Even as Natalie began a career of her own, the thought of her father would stick in her mind. Instead of facing her grief head-on, Natalie turned toward drugs.

“My career progressed too, but right before the release of my first record, I got busted for heroin possession. I was given several months’ probation and was able to kick my habit. ‘This Will Be’ became a major hit and I won the 1975 Grammy for Best New Artist,” she explained.

“Yet that pain in my soul grew worse. I turned to cocaine. Sometimes I’d quit using for a while. ‘God, bring me down and I’ll never do this again,’ I’d pray. But soon enough, I’d want to get high again,” she continued.

However, Natalie’s addiction became so severe that she said even God answering prayer was not enough for her to turn her back on the drugs.

“One night in 1981 I’d just finished a show with Bill Cosby at the Las Vegas Hilton and was in my room on the twenty-fourth floor when smoke started to fill the halls. The front desk said someone would get me. Before I knew it, the smoke had become impossibly thick. I wet myself down in the shower fully clothed, then came out and sank down onto soaking wet bedsheets on the floor,” she said. “I clutched my cocaine pipe. If this is my time, I’m not going straight, I thought. The headline of the story in the next day’s papers came to me: ‘Daughter of Nat King Cole Dies in Hotel Fire High on Cocaine.’ I closed my eyes. If you want to save me, God, don’t let me take a hit off this pipe.”

“The heavy air closed around me. Just as I put the pipe to my lips, firefighters burst into the room like soot-covered angels and got me out of there,” she added. “It hurts me now to say it, but even God’s grace that day didn’t convince me to change. Mom and Cookie finally got me to a rehab center in southern California. After 30 days I walked out of the facility, sped all the way home and got high.”

After the Las Vegas fire, Natalie recalled that change came in 1984 when her manager encouraged her to go to rehab.

“Maybe I’ve tested God’s patience too much. For years, He’d been giving me wake-up calls and I’d been hitting the snooze. I reached for my Bible, where I’d kept the rose from Dad’s coffin, and opened it,” she said of her time in rehab. “Through it all I’d never let that Bible go. I’d looked at that rose every day until it finally fell apart. Yet its scent still clung to the pages.”

“I felt like God was still clinging to me, despite all I’d done to push him away. I’d tried to fix my life, to change. Now, finally, in the cold of winter, I realized I couldn’t change myself. Only God could change me, and only if I asked with my whole heart.”

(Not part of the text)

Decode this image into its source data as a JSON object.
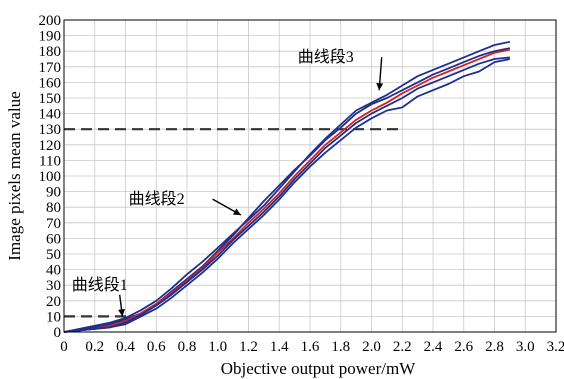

Natalie said that God was no longer the lifeline that she prayed to when things were challenging, but that she formed a personal relationship with a merciful savior.

“For the first time, God became not just someone to turn to in a crisis,” she said. “He was there when I shed tears for my father night after night, the tears I’d never shed as a teenager. He was there as I struggled to let go of my pain and defiance. He was there when I surrendered myself.”

“Only then did peace flood in where pain once was, one miraculous day at a time. No, we never forget pain, but we do let go of it. In surrender, we transform ourselves.”

Before her realization and transformation, Natalie only felt pain when she sang one of her father’s songs. But after a successful rehab, she sang “Unforgettable” with a new perspective.

“Through the magic of a new technology, I was able to record a duet with my dad on his signature song, ‘Unforgettable.’ It resurrected my career, yes, but more than that, it restored me. And a faint scent of a rose came to full blossom again.”